Actually, the "portrait" in the art of Russia appears only during the reign of Peter the Great. It was this period that became a turning point in the life of the country. Art reflected the trend of new trends.

The portraits appear voluminous and deep, artists master the perspective. An understanding of the play of light and shadow is born, experiments with flowers on the canvas begin. There is also a final separation of church and secular art.

Now the painting is divided into three currents - Archaizing, Rossica and the national school.

The first is the transition from "parsuna" to easel painting. The second is represented by the works of foreign masters in Russia. Domestic school was expressed in the works of Nikitin, Antropov, Vishnyakov, Matveyev and Argunov.

It is noteworthy that the Russian artists of this period first mastered, so to speak, "catch up", Europeans. But in a few years already works appear completely independent, with their own vision. That is, the development of local centers of world-class painting begins.

Late 18th century

Gradually, a portrait in Russian art becomes the property of the middle strata of society. If before the middle of the eighteenth century only noble persons were portrayed, close to the royal family, now there are portraits of not only the nobility and landowners, but even several peasants. The latter, in particular, took place solely through educational ideas in society.

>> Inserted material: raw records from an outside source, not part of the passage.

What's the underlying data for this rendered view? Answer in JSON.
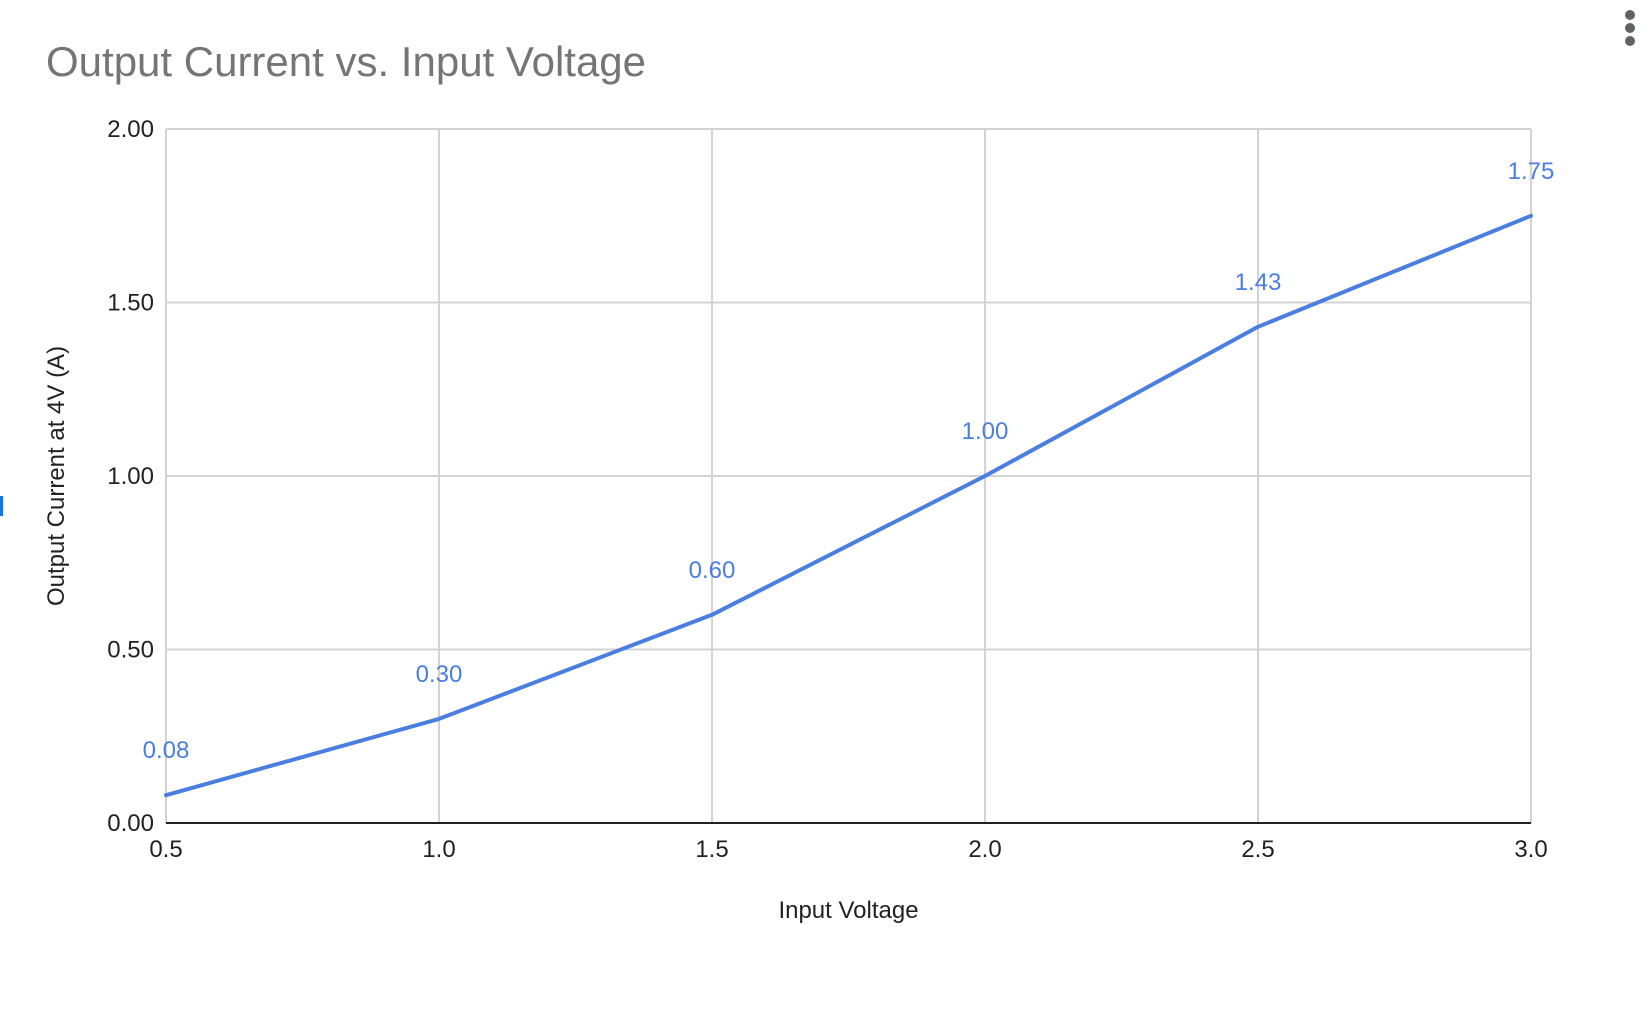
{
  "chart_data": {
    "type": "line",
    "title": "Output Current vs. Input Voltage",
    "xlabel": "Input Voltage",
    "ylabel": "Output Current at 4V (A)",
    "x": [
      0.5,
      1.0,
      1.5,
      2.0,
      2.5,
      3.0
    ],
    "x_tick_labels": [
      "0.5",
      "1.0",
      "1.5",
      "2.0",
      "2.5",
      "3.0"
    ],
    "y_tick_values": [
      0,
      0.5,
      1.0,
      1.5,
      2.0
    ],
    "y_tick_labels": [
      "0.00",
      "0.50",
      "1.00",
      "1.50",
      "2.00"
    ],
    "xlim": [
      0.5,
      3.0
    ],
    "ylim": [
      0,
      2.0
    ],
    "grid": true,
    "series": [
      {
        "values": [
          0.08,
          0.3,
          0.6,
          1.0,
          1.43,
          1.75
        ],
        "data_labels": [
          "0.08",
          "0.30",
          "0.60",
          "1.00",
          "1.43",
          "1.75"
        ],
        "color": "#4a7ee0"
      }
    ]
  },
  "colors": {
    "series": "#4a7ee0",
    "grid": "#d3d3d3",
    "axis": "#222222",
    "title": "#757575"
  },
  "icons": {
    "menu": "more-vert-icon"
  }
}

In the fifties and sixties of the eighteenth century portraits of Empress Elizabeth Petrovna set a special tone. Many noble families ordered themselves paintings, similar to this pattern.

Also important researchers see the independent way of domestic masters. They expressed their vision in colors and attributes more inherent in the Baroque, compared to European artists who worked in the Rococo style.

The works of Russian painters are simply filled with colorful images, faces filled with life, ruddy and rosy-cheeked ladies.

Classicism and the Silver Age

Gradually there is a retreat in the direction of chamber. At the end of the eighteenth century, it is already difficult to discern the West European and Russian portrait. Genre in the visual arts enters the world stage. Only now there are no bright and magnificent baroque forms.

There is a transition through rococo to neoclassicism and pre-romance. Sentimental and light notes appear. The main feature of this period was historicism. That is, the tone was set by the ceremonial portraits of the imperial family.

This era is reflected in the works of Shchukin, Rokotov, Borovikovsky and Levitsky.

Then comes the period of romanticism. Here the most famous artists are Bryullov, Varnek, Tropinin and Kiprensky.

Later comes realism, which is inherent in the paintings of Repin, Surikov and Serov.

The silver age of Russian painting presented the world with such masters as Malevich, Vrubel, Malyutin, Somov, Konchalovsky and others.

Soviet portrait

The portrait in contemporary art is determined not by ideology, as it was in Soviet times, but by the financial side of the issue.

But between the paintings of Malevich and our time there is a whole era of the Soviet Union.

Here the ideas of the first wave of avant-gardism develop, the Moscow and Leningrad schools, the "Builders of Bratsk". The fundamental feature was socialist realism.

Thus, today we have become acquainted with the history of the portrait in Russian art.